3 Eileithyia, Goddess Of Childbirth
Eileithyia was the Greek goddess of childbirth, and was thought to watch over pregnant women and those delivering. As long as they didn’t have too many children and remained chaste when they were young, that is. While she assisted the women she deemed worthy, in true Greek goddess fashion she became a tyrant when angered or dishonored. Women who she deemed wanting in the chastity department would be cursed with a painful, drawn-out and even delayed birth.

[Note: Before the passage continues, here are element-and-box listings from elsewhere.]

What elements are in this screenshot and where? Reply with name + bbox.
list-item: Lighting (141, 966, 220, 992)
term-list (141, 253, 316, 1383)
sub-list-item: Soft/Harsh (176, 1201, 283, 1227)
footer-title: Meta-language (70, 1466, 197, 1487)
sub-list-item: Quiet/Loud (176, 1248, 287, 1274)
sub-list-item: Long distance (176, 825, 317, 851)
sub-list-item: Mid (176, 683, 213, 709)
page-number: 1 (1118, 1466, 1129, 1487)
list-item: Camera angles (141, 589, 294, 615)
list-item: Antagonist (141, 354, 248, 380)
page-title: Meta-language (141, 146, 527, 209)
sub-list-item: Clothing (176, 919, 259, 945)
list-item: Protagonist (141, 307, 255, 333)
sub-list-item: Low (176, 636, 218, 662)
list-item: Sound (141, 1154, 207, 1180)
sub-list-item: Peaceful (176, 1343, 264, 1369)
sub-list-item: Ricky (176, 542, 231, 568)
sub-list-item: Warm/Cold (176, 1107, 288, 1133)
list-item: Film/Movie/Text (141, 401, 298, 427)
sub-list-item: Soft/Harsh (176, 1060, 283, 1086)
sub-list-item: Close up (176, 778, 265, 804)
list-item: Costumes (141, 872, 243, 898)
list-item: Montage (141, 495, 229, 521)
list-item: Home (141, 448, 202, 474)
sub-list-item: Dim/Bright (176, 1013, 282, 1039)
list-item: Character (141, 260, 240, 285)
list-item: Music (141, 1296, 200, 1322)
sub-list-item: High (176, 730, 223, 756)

Her mother was Hera, and she often assisted her mother in making deliveries miserable for those women Zeus had fathered children with. According to some legends, she made the birth of Hercules last seven days. While Aphrodite was the goddess of romantic love, she was also the goddess of love for reproductive purposes. Oddly, the animal associated with Eiliethyia was the polecat, because of the legend it gave birth to its young through its mouth.
2 Silent Birth
Naturally, any list about strange beliefs needs a mention of Scientology.
L. Ron Hubbard’s Dianetics claims that noise in the birthing room inflicts severe trauma on a newborn baby. What babies hear in their first moments, the book argues, can create a lifetime of irrational fears and nightmares—in fact, if you have any of those, that’s where they come from.
To keep this from happening, Scientologists create a calm, loving, and not-at-all-creepy birthing environment—one in which no one says a word. There should be no talking whatsoever, although Hubbard did say that the mother is still allowed to scream. She shouldn’t be encouraged or instructed in any way, as this might disturb the baby.
Hubbard’s “research, findings and practice of silent birth” has supposedly made life a better place for children all over the world.
1 The Wandering Uterus
Greek physician Hippocrates, of the Hippocratic oath, blamed a wandering uterus for difficulties in conceiving (and for other female-exclusive problems, all termed “hysteria”). This was, as its name suggests, a uterus that had wandered off from its appropriate position in the body and was hanging out elsewhere.
If the woman was having chest pains, the uterus it had evidently wrapped itself around her heart. Stomach pains? It was banging at the stomach. The only solution was to lure it back to its proper place. this was done by the frighteningly logical method of applying honey or other sweet-smelling substance to the vagina in order to attract the uterus.
Pregnancy—or at least engaging in intercourse on a regular basis—was thought to keep the uterus happy and moist and content right where it was.